The volume of fire that can be generated inside the 100km line by PLAN/PLAAF/PLAARF forces is nothing less than breathtaking. Even if you parked three Ford class carriers inside optimal mission radius, and their entire complement could take off and land in near-training conditions, and they don't need DCAP or electronic warfare coverage, *AND* if every single bomb and aircraft has a glassy-perfect mission right weapon to right target - EVEN WITH all these impossible conditions satisfied . . you're still not generating enough weapon effect to suppress even half of the PRC fire generation complex vis a vis a Taiwan situation. And they don't need half.

And that is not going to be the operational situation for USN. No, not by a long shot. If we're particularly unlucky, we might not ever know for sure what happened to the USS Whoever - just that it sailed into an electronic fog past Zamami and was gone. Rescued sailors could add little more.

The powers-that-be know this, the elected politicians know this (but don't care because they often have pockets stuffed from Chinese interests), but still we have chest beaters of the unstoppable American juggernaut.
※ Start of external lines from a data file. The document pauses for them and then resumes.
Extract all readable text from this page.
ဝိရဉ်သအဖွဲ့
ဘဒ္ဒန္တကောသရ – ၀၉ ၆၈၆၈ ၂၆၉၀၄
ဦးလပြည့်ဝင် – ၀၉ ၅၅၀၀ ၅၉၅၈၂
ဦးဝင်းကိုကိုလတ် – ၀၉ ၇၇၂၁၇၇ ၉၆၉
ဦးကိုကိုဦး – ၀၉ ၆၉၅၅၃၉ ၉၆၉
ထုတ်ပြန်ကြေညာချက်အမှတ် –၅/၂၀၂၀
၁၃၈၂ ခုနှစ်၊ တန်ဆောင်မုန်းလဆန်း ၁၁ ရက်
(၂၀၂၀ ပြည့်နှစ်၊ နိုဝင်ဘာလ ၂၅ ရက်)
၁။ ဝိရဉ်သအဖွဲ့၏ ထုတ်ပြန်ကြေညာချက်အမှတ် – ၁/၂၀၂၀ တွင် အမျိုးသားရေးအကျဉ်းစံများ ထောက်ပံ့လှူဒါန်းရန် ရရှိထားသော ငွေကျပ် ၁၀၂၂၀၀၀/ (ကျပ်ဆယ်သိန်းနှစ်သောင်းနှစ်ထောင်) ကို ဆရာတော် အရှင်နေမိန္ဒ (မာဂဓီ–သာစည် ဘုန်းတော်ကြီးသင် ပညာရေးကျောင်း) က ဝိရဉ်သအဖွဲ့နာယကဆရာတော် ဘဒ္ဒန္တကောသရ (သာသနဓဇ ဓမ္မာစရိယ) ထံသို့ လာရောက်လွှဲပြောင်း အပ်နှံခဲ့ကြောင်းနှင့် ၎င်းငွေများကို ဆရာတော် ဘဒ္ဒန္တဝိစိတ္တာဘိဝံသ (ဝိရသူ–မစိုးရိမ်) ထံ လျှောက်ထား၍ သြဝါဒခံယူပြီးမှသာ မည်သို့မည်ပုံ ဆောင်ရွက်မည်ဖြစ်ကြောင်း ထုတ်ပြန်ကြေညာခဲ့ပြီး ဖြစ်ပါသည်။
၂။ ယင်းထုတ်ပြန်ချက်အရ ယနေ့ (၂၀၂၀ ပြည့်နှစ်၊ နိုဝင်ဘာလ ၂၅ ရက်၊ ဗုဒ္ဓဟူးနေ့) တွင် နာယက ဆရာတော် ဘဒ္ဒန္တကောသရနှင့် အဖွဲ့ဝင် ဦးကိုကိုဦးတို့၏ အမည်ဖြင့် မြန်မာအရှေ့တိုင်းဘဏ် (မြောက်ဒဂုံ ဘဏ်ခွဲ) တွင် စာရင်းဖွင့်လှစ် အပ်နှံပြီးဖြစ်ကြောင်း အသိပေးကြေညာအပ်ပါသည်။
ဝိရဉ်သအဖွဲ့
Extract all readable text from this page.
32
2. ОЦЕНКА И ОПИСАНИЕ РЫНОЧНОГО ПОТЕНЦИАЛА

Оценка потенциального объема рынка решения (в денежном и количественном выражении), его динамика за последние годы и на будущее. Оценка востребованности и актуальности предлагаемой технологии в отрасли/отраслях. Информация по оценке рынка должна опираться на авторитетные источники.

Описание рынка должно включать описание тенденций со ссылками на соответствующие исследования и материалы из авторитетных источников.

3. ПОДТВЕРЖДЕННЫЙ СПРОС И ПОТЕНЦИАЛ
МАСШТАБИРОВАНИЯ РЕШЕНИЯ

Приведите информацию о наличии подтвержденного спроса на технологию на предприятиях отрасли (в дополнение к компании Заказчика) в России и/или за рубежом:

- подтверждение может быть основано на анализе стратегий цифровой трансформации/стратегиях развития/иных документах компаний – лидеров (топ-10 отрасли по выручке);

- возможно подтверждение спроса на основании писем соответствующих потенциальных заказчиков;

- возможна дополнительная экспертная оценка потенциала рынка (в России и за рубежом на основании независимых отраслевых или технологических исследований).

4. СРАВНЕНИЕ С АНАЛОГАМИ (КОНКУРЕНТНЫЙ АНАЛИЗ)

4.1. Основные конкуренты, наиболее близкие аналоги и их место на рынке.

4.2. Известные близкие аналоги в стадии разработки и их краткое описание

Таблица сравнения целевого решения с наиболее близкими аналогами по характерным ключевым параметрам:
Yes, we do have a very big military - it's true! - but it's a military that the largest economy in the world has spent a good deal of its resources working to counter. For twenty years.

My greatest fear is that the chest beaters do assert direct control, court disaster, and have the worst possible reaction. I'm not confident in a sane response to a major surface asset being sunk; these are not people mentally geared to handle humiliation.

We're flirting this line already with Iran - with goddamn Iran of all people - where many People Who Should Know Better have already been flapping their mouths about breaking the taboo on First Use. For Iran.

asdff 10 hours ago | parent | prev [-]

>a lot of people that have been responsible for procurement in the last 20 years should lose their jobs.

If anything I would say this means procurement has been closer to "right sized" than not.